Il descend les escaliers avec précaution, pas à pas, ménageant ses forces, évaluant le chemin qu’il lui reste à parcourir. Les ampoules du couloir sont cassées. Les lumières de l’extérieur, seules, éclairent la cage d’escalier, en faisant scintiller les marches de reflets de couleur.

Sa main de vieille femme s’agrippe à la rampe. Il s’arrête toutes les cinq ou six marches pour relever la tête, voir où il en est et reprendre son souffle. Ses jambes semblent à peine pouvoir le soutenir. Plongé dans le silence de la cage d’escalier, il entend parfois des bribes de conversations provenant des appartements adjacents : un bébé qui hurle, des convives en plein dîner, le vacarme d’une télévision. Derrière ces bruits familiers, il perçoit une rumeur sourde faite du fleuve des voitures et du pas mélangé des passants. C’est vers cela qu’il descend. Il a hâte d’y être. Alors seulement, il pourra relâcher son attention et allumer la cigarette qui pend à ses lèvres. Il a hâte. Mais pour l’heure, il doit se concentrer. Ne pas se presser, ne pas hâter son pas, ne pas risquer la chute. Son vieux corps ne s’en remettrait pas.

 

Il ne fait pas beau dehors. Et la journée touche à sa fin. Peu importe. L’obscurité ne tombe jamais tout à fait sur New York et il aime plus que tout, lui, la caresse des néons sur son visage. Il pleut quelques gouttes et le trottoir est parsemé de pauvres flaques sans profondeur. Il sourit car il a pensé à mettre son imperméable. Il sourit car il aime bien, lui, ce petit martèlement irrégulier qui lui baigne le visage.

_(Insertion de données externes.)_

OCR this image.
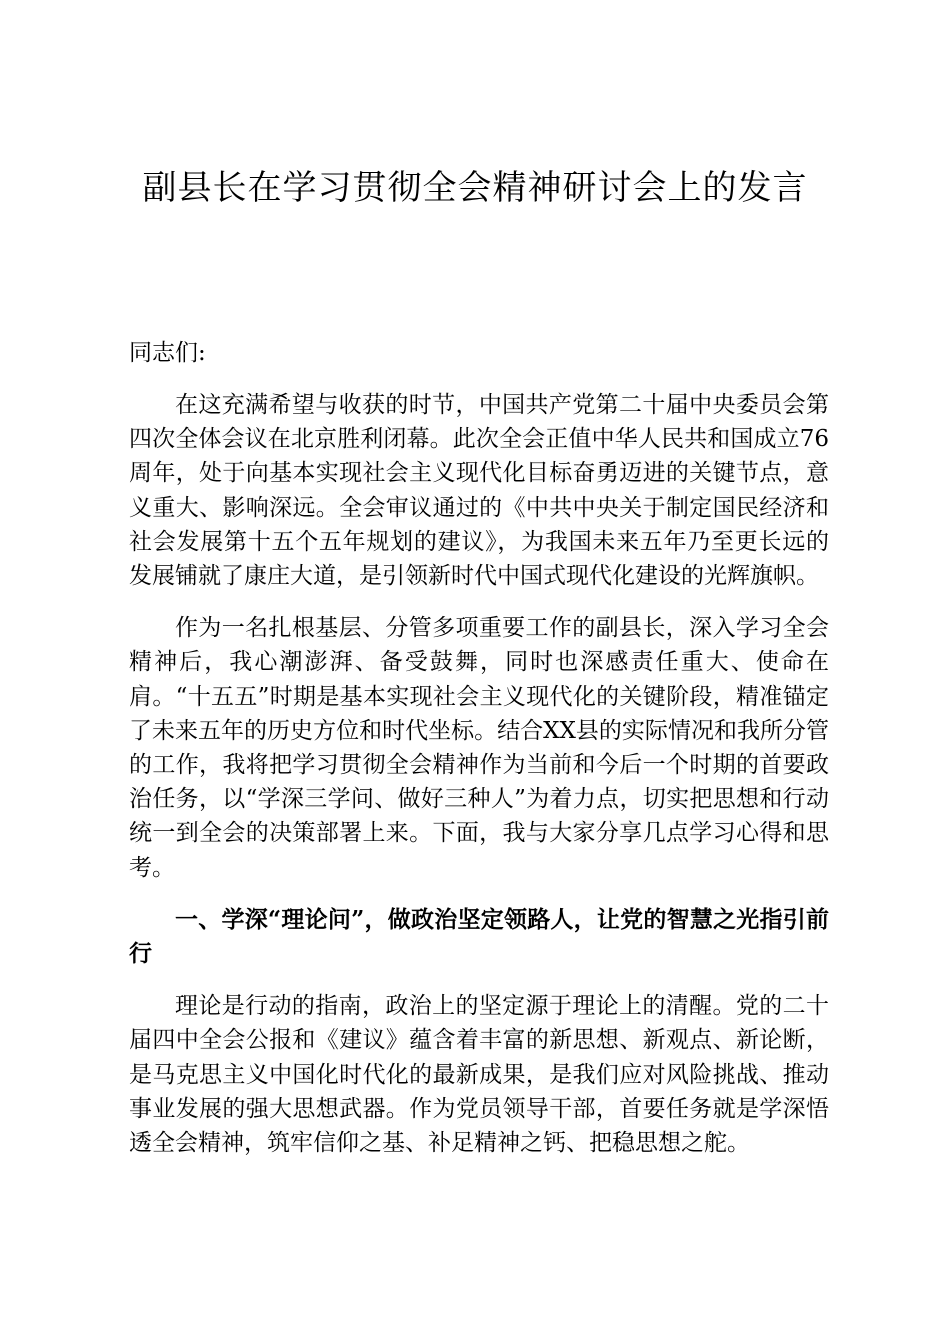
副县长在学习贯彻全会精神研讨会上的发言

同志们:

在这充满希望与收获的时节，中国共产党第二十届中央委员会第四次全体会议在北京胜利闭幕。此次全会正值中华人民共和国成立76周年，处于向基本实现社会主义现代化目标奋勇迈进的关键节点，意义重大、影响深远。全会审议通过的《中共中央关于制定国民经济和社会发展第十五个五年规划的建议》，为我国未来五年乃至更长远的发展铺就了康庄大道，是引领新时代中国式现代化建设的光辉旗帜。

作为一名扎根基层、分管多项重要工作的副县长，深入学习全会精神后，我心潮澎湃、备受鼓舞，同时也深感责任重大、使命在肩。“十五五”时期是基本实现社会主义现代化的关键阶段，精准锚定了未来五年的历史方位和时代坐标。结合XX县的实际情况和我所分管的工作，我将把学习贯彻全会精神作为当前和今后一个时期的首要政治任务，以“学深三学问、做好三种人”为着力点，切实把思想和行动统一到全会的决策部署上来。下面，我与大家分享几点学习心得和思考。

一、学深“理论问”，做政治坚定领路人，让党的智慧之光指引前行

理论是行动的指南，政治上的坚定源于理论上的清醒。党的二十届四中全会公报和《建议》蕴含着丰富的新思想、新观点、新论断，是马克思主义中国化时代化的最新成果，是我们应对风险挑战、推动事业发展的强大思想武器。作为党员领导干部，首要任务就是学深悟透全会精神，筑牢信仰之基、补足精神之钙、把稳思想之舵。
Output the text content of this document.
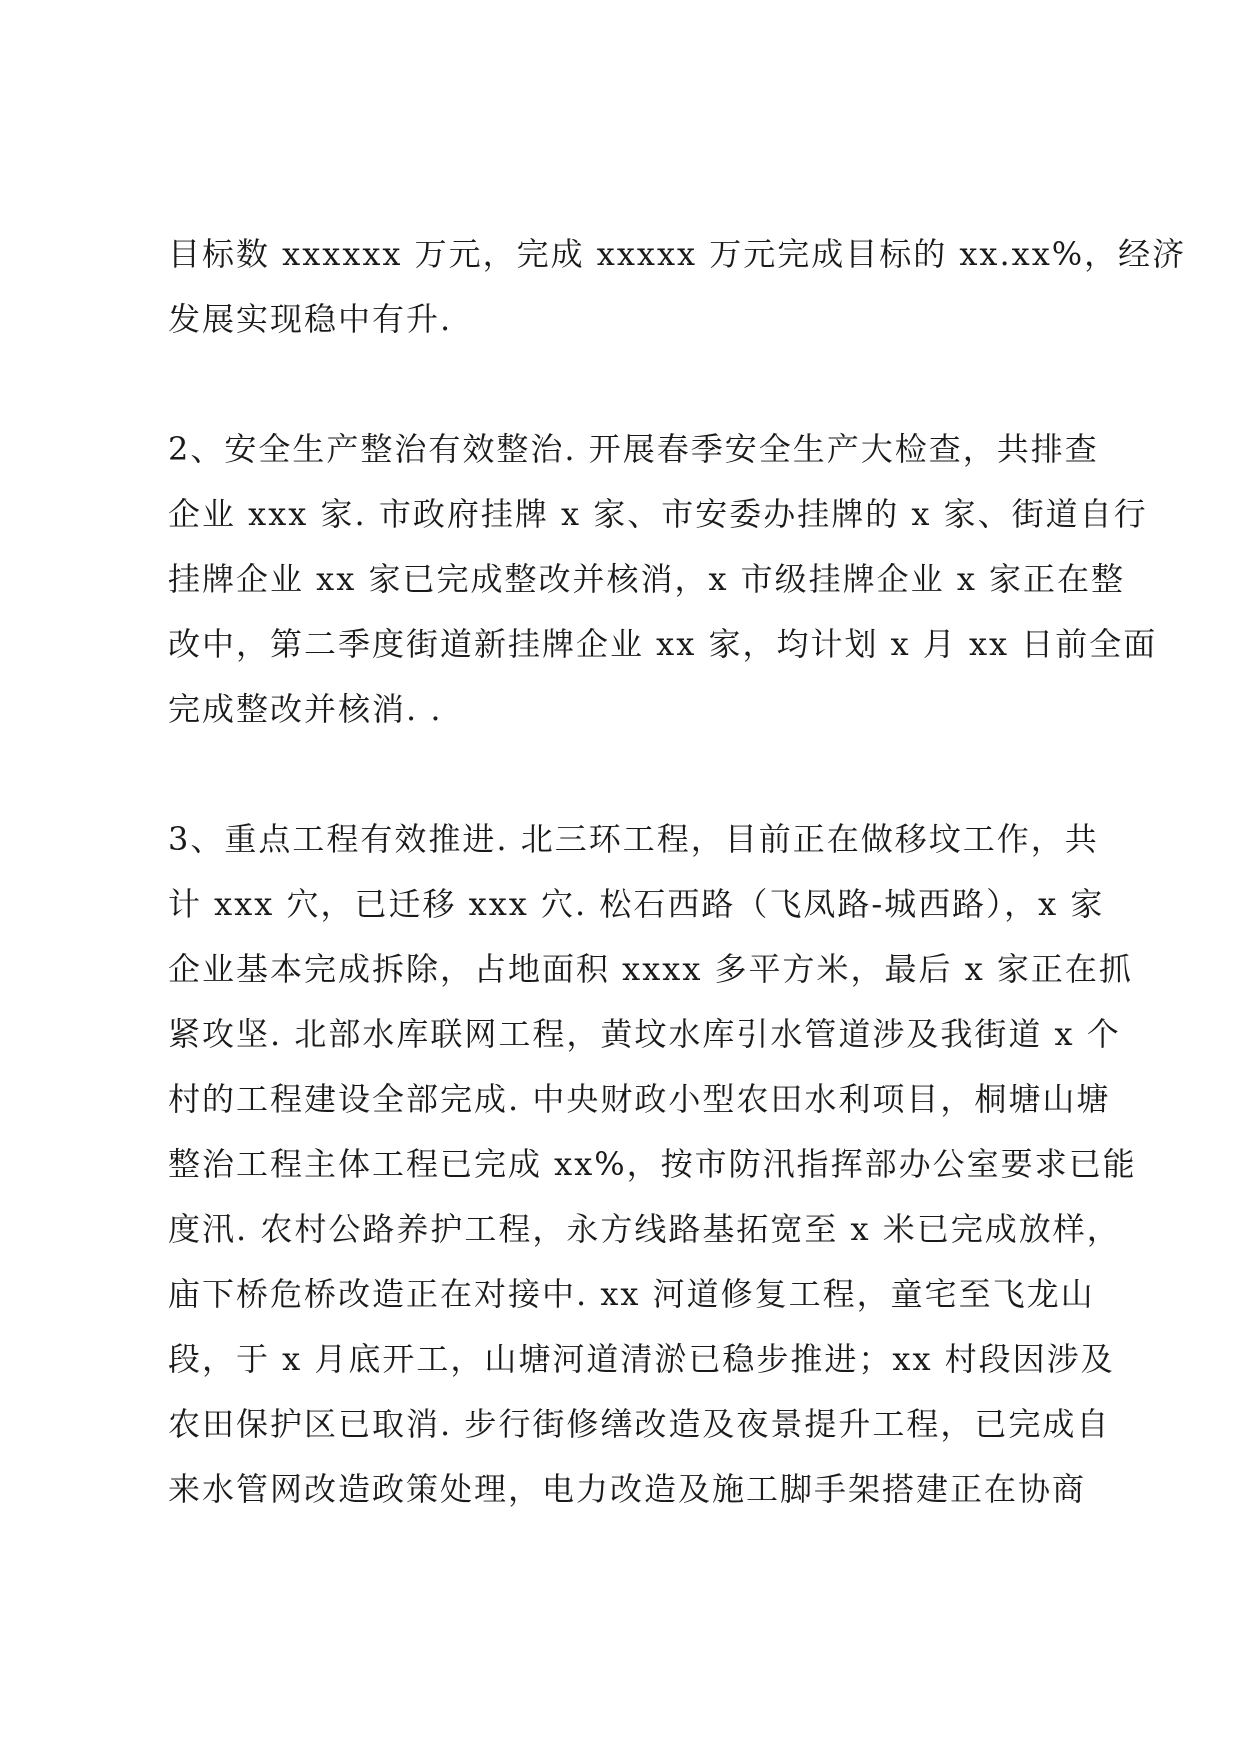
目标数 xxxxxx 万元，完成 xxxxx 万元完成目标的 xx.xx%，经济
发展实现稳中有升.
2、安全生产整治有效整治. 开展春季安全生产大检查，共排查
企业 xxx 家. 市政府挂牌 x 家、市安委办挂牌的 x 家、街道自行
挂牌企业 xx 家已完成整改并核消，x 市级挂牌企业 x 家正在整
改中，第二季度街道新挂牌企业 xx 家，均计划 x 月 xx 日前全面
完成整改并核消. .
3、重点工程有效推进. 北三环工程，目前正在做移坟工作，共
计 xxx 穴，已迁移 xxx 穴. 松石西路（飞凤路-城西路），x 家
企业基本完成拆除，占地面积 xxxx 多平方米，最后 x 家正在抓
紧攻坚. 北部水库联网工程，黄坟水库引水管道涉及我街道 x 个
村的工程建设全部完成. 中央财政小型农田水利项目，桐塘山塘
整治工程主体工程已完成 xx%，按市防汛指挥部办公室要求已能
度汛. 农村公路养护工程，永方线路基拓宽至 x 米已完成放样，
庙下桥危桥改造正在对接中. xx 河道修复工程，童宅至飞龙山
段，于 x 月底开工，山塘河道清淤已稳步推进；xx 村段因涉及
农田保护区已取消. 步行街修缮改造及夜景提升工程，已完成自
来水管网改造政策处理，电力改造及施工脚手架搭建正在协商
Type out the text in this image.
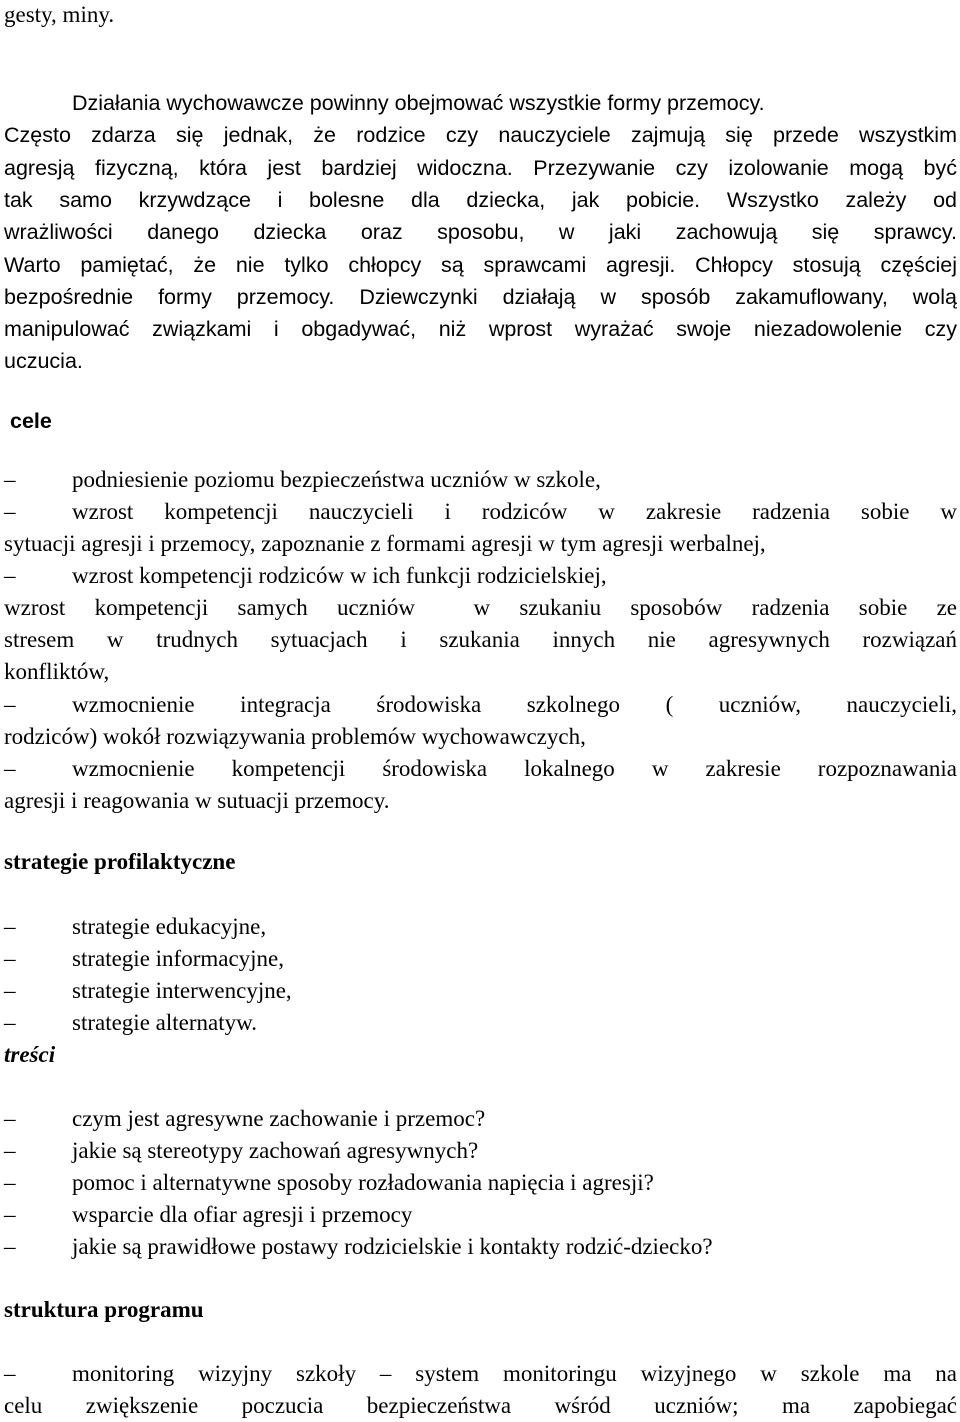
gesty, miny.
Działania wychowawcze powinny obejmować wszystkie formy przemocy.
Często zdarza się jednak, że rodzice czy nauczyciele zajmują się przede wszystkim
agresją fizyczną, która jest bardziej widoczna. Przezywanie czy izolowanie mogą być
tak samo krzywdzące i bolesne dla dziecka, jak pobicie. Wszystko zależy od
wrażliwości danego dziecka oraz sposobu, w jaki zachowują się sprawcy.
Warto pamiętać, że nie tylko chłopcy są sprawcami agresji. Chłopcy stosują częściej
bezpośrednie formy przemocy. Dziewczynki działają w sposób zakamuflowany, wolą
manipulować związkami i obgadywać, niż wprost wyrażać swoje niezadowolenie czy
uczucia.
cele
– podniesienie poziomu bezpieczeństwa uczniów w szkole,
– wzrost kompetencji nauczycieli i rodziców w zakresie radzenia sobie w
sytuacji agresji i przemocy, zapoznanie z formami agresji w tym agresji werbalnej,
– wzrost kompetencji rodziców w ich funkcji rodzicielskiej,
wzrost kompetencji samych uczniów  w szukaniu sposobów radzenia sobie ze
stresem w trudnych sytuacjach i szukania innych nie agresywnych rozwiązań
konfliktów,
– wzmocnienie integracja środowiska szkolnego ( uczniów, nauczycieli,
rodziców) wokół rozwiązywania problemów wychowawczych,
– wzmocnienie kompetencji środowiska lokalnego w zakresie rozpoznawania
agresji i reagowania w sutuacji przemocy.
strategie profilaktyczne
– strategie edukacyjne,
– strategie informacyjne,
– strategie interwencyjne,
– strategie alternatyw.
treści
– czym jest agresywne zachowanie i przemoc?
– jakie są stereotypy zachowań agresywnych?
– pomoc i alternatywne sposoby rozładowania napięcia i agresji?
– wsparcie dla ofiar agresji i przemocy
– jakie są prawidłowe postawy rodzicielskie i kontakty rodzić-dziecko?
struktura programu
– monitoring wizyjny szkoły – system monitoringu wizyjnego w szkole ma na
celu zwiększenie poczucia bezpieczeństwa wśród uczniów; ma zapobiegać
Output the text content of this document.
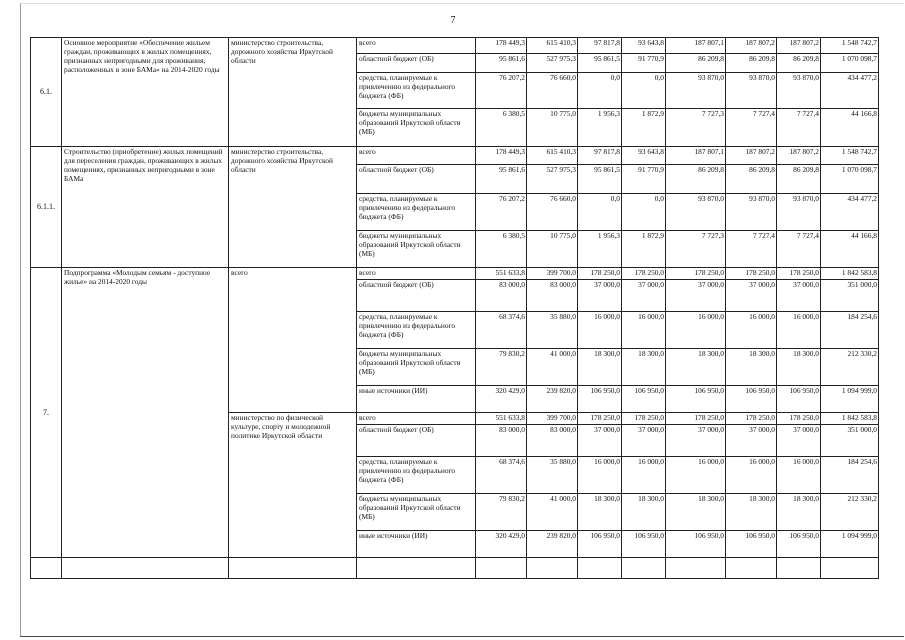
7
6.1.	Основное мероприятие «Обеспечение жильем граждан, проживающих в жилых помещениях, признанных непригодными для проживания, расположенных в зоне БАМа» на 2014-2020 годы	министерство строительства, дорожного хозяйства Иркутской области	всего	178 449,3	615 410,3	97 817,8	93 643,8	187 807,1	187 807,2	187 807,2	1 548 742,7
			областной бюджет (ОБ)	95 861,6	527 975,3	95 861,5	91 770,9	86 209,8	86 209,8	86 209,8	1 070 098,7
			средства, планируемые к привлечению из федерального бюджета (ФБ)	76 207,2	76 660,0	0,0	0,0	93 870,0	93 870,0	93 870,0	434 477,2
			бюджеты муниципальных образований Иркутской области (МБ)	6 380,5	10 775,0	1 956,3	1 872,9	7 727,3	7 727,4	7 727,4	44 166,8
6.1.1.	Строительство (приобретение) жилых помещений для переселения граждан, проживающих в жилых помещениях, признанных непригодными в зоне БАМа	министерство строительства, дорожного хозяйства Иркутской области	всего	178 449,3	615 410,3	97 817,8	93 643,8	187 807,1	187 807,2	187 807,2	1 548 742,7
			областной бюджет (ОБ)	95 861,6	527 975,3	95 861,5	91 770,9	86 209,8	86 209,8	86 209,8	1 070 098,7
			средства, планируемые к привлечению из федерального бюджета (ФБ)	76 207,2	76 660,0	0,0	0,0	93 870,0	93 870,0	93 870,0	434 477,2
			бюджеты муниципальных образований Иркутской области (МБ)	6 380,5	10 775,0	1 956,3	1 872,9	7 727,3	7 727,4	7 727,4	44 166,8
7.	Подпрограмма «Молодым семьям - доступное жилье» на 2014-2020 годы	всего	всего	551 633,8	399 700,0	178 250,0	178 250,0	178 250,0	178 250,0	178 250,0	1 842 583,8
			областной бюджет (ОБ)	83 000,0	83 000,0	37 000,0	37 000,0	37 000,0	37 000,0	37 000,0	351 000,0
			средства, планируемые к привлечению из федерального бюджета (ФБ)	68 374,6	35 880,0	16 000,0	16 000,0	16 000,0	16 000,0	16 000,0	184 254,6
			бюджеты муниципальных образований Иркутской области (МБ)	79 830,2	41 000,0	18 300,0	18 300,0	18 300,0	18 300,0	18 300,0	212 330,2
			иные источники (ИИ)	320 429,0	239 820,0	106 950,0	106 950,0	106 950,0	106 950,0	106 950,0	1 094 999,0
		министерство по физической культуре, спорту и молодежной политике Иркутской области	всего	551 633,8	399 700,0	178 250,0	178 250,0	178 250,0	178 250,0	178 250,0	1 842 583,8
			областной бюджет (ОБ)	83 000,0	83 000,0	37 000,0	37 000,0	37 000,0	37 000,0	37 000,0	351 000,0
			средства, планируемые к привлечению из федерального бюджета (ФБ)	68 374,6	35 880,0	16 000,0	16 000,0	16 000,0	16 000,0	16 000,0	184 254,6
			бюджеты муниципальных образований Иркутской области (МБ)	79 830,2	41 000,0	18 300,0	18 300,0	18 300,0	18 300,0	18 300,0	212 330,2
			иные источники (ИИ)	320 429,0	239 820,0	106 950,0	106 950,0	106 950,0	106 950,0	106 950,0	1 094 999,0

La rue est vide, plus vide, bien entendu, qu’il ne l’avait espéré. À cause de la pluie probablement. Il fouille dans sa poche, en sort un petit briquet, allume la cigarette qui pend à ses lèvres et sourit. Il retrouve cette rue qu’il aime tant, sur laquelle il a tant écrit. Il retrouve cette rue qu’il a si souvent observée, assis sur un banc public, laissant défiler les heures et les mendiants.